Salwiczek, L. H., & Wickler, W. (2007). The shaping of animals’ minds. In P. Hauf, & F. Försterling (Eds.), Making Minds. The shaping of human minds through social context (pp. 179-195). Amsterdam, Philadelphia: John Benjamins Publishing Company.


Cite as: https://hdl.handle.net/11858/00-001M-0000-0028-E971-B
Abstract
Mind is seen as a collection of abilities to take decisions in biologically relevant situations. Mind shaping means to form habits and decision rules of how to proceed in a given situation. Problem-specific decision rules constitute a modular mind; adaptive mind-shaping is likely to be module-specific.

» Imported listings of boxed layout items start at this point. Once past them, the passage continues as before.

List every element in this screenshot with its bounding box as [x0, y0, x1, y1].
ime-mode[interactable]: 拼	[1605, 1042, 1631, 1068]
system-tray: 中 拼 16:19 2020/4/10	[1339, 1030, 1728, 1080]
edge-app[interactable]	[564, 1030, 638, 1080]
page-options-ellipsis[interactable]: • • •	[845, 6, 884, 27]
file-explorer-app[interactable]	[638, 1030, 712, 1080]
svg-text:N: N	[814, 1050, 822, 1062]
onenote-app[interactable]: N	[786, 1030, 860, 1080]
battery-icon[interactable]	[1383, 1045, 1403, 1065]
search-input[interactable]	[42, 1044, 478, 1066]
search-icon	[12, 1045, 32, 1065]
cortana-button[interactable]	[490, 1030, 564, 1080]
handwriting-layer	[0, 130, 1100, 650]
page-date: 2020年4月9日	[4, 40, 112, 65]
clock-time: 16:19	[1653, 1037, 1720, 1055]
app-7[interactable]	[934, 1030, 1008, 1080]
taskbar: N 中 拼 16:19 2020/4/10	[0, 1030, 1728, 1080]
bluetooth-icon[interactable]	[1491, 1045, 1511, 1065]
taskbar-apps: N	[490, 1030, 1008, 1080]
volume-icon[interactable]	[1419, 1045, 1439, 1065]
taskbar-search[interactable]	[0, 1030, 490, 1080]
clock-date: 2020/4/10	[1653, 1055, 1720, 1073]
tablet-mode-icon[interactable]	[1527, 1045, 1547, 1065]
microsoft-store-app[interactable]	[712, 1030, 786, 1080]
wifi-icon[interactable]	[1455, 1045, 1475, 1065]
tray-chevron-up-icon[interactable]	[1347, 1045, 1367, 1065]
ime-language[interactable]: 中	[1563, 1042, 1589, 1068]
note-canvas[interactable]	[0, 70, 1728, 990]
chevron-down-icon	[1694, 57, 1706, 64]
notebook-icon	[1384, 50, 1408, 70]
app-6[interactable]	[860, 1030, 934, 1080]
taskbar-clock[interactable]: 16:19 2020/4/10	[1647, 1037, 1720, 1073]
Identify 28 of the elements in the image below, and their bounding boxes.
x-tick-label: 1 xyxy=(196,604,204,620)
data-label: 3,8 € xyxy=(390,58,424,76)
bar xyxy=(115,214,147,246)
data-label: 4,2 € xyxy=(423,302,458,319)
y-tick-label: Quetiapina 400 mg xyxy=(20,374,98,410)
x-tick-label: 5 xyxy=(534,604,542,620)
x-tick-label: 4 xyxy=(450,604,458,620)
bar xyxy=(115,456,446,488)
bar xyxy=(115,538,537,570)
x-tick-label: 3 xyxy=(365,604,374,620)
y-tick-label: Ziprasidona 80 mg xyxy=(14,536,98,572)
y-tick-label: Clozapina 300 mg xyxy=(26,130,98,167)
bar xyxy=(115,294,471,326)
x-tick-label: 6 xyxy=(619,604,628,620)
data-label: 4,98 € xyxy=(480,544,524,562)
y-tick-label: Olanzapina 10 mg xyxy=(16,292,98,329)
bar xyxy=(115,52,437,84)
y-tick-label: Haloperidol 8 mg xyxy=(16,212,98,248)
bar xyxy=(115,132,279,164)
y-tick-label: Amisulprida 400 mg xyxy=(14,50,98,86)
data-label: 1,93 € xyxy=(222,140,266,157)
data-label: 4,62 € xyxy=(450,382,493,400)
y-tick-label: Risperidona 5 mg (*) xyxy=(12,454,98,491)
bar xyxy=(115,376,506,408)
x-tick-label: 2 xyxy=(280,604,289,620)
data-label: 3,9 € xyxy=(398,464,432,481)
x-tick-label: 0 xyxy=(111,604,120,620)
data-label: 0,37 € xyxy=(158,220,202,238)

We present examples from different behaviour ‘faculties’ throughout the animal kingdom, grouped according to important mind-shaping factors to illustrate three basically different mind-shaping processes: (I) external stimuli guide the differentiation of a nervous structure that controls a given behaviour; (II) information comes in to direct a fixed behaviour pattern to its biological goal, or to complete an inherited behaviour program; (III) specific stimuli activate or inactivate a pre-programmed behaviour. Mind-shaping phenomena found in the animal kingdom are suggested as ‘null-hypotheses’ when looking at how human minds might be shaped.